Twenty-Sixth Sunday in Ordinary Time
The Book of Amos is the source of this weekend’s first reading. The book itself states that it was written during the reign of King Uzziah of Judah, or between 783 and 742 BC.
The two Hebrew kingdoms of Judah in the south, and Israel in the north, were at peace, and most people were prosperous, but many were not so fortunate.
Also, tranquility and ease had dulled in the people’s collective mind their sense of needing God.
Along with this, apparently many were lax in their religious observances. So, Amos rebuked them, condemning their sluggishness in religion and morally careless living.
More than a denunciation of outright vice, Amos blasted their lukewarmness and their living as if nothing good, noble, and of God mattered. Along with all the prophets, Amos saw in such circumstances clear signals that the society was weakening, and as it weakened, peril awaited.
St. Paul’s First Epistle to Timothy supplies the second reading. Timothy was an early convert to Christianity. As his life unfolded, he became Paul’s disciple and a Christian leader in his own right, destined to be one of the major figures in the development of Christianity.
The epistle calls Timothy to be resolute, citing the example of Jesus in the Lord’s trial before Pontius Pilate. Being distracted from such faithfulness was easy because everywhere was the glory, power, and excesses of the mighty Roman Empire.
Despite all this seeming power of Rome, the reading insists that God’s goodness and justice will endure and that Jesus will come again in triumph and vindication.
St. Luke’s Gospel furnishes the last reading. It is a parable, rather straightforward in its message. The picture vividly presents a setting for the message of the parable.
A rich man is enjoying all the benefits of financial success and well-being. By contrast, Lazarus is desperately poor. He has nothing. He is hungry. He yearns to have the scraps that fell from the rich man’s table.
In time, Lazarus dies. Eventually the rich man also dies. When the rich man reaches the hereafter, he realizes that now he himself is in great need, whereas Lazarus is being held close to Abraham, the father of the Hebrew people.
By this time, the once-rich man is desperate. He pleads with Abraham for just a drop of water. This once-rich man implores Abraham to send Lazarus back to earth to warn the rich man’s brothers that they too will be punished unless they turn to God and forsake greed.
This end to the story is thought-provoking. Abraham replies that messengers already have been sent, namely Moses and the prophets, and were ignored.

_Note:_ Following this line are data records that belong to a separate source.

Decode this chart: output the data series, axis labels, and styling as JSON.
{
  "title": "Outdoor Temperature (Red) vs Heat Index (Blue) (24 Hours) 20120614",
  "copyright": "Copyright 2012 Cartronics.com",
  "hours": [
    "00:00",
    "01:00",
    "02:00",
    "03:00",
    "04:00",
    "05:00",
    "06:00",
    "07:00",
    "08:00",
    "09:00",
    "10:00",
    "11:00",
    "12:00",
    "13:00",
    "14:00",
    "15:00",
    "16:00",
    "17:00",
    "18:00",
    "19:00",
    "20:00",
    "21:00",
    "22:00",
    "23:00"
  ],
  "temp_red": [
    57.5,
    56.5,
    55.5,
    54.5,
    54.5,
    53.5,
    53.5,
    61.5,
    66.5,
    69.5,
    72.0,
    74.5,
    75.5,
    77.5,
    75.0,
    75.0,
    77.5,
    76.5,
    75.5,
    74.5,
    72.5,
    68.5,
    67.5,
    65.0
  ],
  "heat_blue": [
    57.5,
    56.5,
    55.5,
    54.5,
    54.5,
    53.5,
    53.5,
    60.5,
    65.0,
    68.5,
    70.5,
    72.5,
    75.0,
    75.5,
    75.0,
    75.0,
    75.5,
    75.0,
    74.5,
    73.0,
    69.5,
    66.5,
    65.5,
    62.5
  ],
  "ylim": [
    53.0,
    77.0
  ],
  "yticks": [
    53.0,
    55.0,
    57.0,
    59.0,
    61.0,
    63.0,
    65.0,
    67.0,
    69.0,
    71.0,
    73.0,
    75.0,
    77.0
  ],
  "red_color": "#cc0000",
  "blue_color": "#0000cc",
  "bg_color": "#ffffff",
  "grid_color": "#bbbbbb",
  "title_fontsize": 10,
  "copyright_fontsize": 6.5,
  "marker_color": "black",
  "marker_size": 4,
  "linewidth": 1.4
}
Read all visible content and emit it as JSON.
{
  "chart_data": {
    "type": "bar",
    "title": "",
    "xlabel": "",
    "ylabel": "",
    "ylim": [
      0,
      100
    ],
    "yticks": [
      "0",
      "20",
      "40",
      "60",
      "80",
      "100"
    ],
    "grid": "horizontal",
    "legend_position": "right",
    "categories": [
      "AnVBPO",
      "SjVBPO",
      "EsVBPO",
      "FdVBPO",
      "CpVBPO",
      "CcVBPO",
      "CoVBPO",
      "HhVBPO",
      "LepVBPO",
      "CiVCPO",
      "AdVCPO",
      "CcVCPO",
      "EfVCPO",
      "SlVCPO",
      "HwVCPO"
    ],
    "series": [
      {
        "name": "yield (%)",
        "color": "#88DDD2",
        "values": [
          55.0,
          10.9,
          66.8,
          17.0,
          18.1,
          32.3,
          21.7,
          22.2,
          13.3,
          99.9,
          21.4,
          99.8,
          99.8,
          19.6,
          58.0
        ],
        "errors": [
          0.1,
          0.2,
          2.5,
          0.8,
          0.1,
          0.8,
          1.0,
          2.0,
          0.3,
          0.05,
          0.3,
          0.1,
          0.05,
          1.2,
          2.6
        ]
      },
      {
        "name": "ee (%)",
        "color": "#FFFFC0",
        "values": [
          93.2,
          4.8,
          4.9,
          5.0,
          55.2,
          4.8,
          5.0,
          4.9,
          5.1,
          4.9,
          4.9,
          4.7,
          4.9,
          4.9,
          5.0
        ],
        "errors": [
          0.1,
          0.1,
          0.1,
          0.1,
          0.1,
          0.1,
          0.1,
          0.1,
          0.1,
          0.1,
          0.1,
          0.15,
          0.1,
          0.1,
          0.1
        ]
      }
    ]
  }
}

People can wreck their lives and their eternal lives, but their doom is their choice. God warned them, showing them the right way.
The readings, especially that from Luke’s Gospel, are clear lessons. It is more than a question of not being greedy or unjust in commercial dealings. Rather, Christians must judge earthly life by a standard that often the world rejects.
At the time of Jesus, many thought that earthly riches showed that God had blessed the rich, whereas poverty and want indicated that a great sin somehow lay in the background of the sinner.
Some Christian, although not Catholic, theologies tend toward this notion today. Surely popular opinion holds that God’s blessings are material.
Jesus totally debunks this notion. Only peace and union with God are worth anything. They are worth everything. So, the Christian standard sees everything else as secondary, or even irrelevant.
The story of the rich man and Lazarus presents reality. When we end our earthly lives, riches will mean nothing.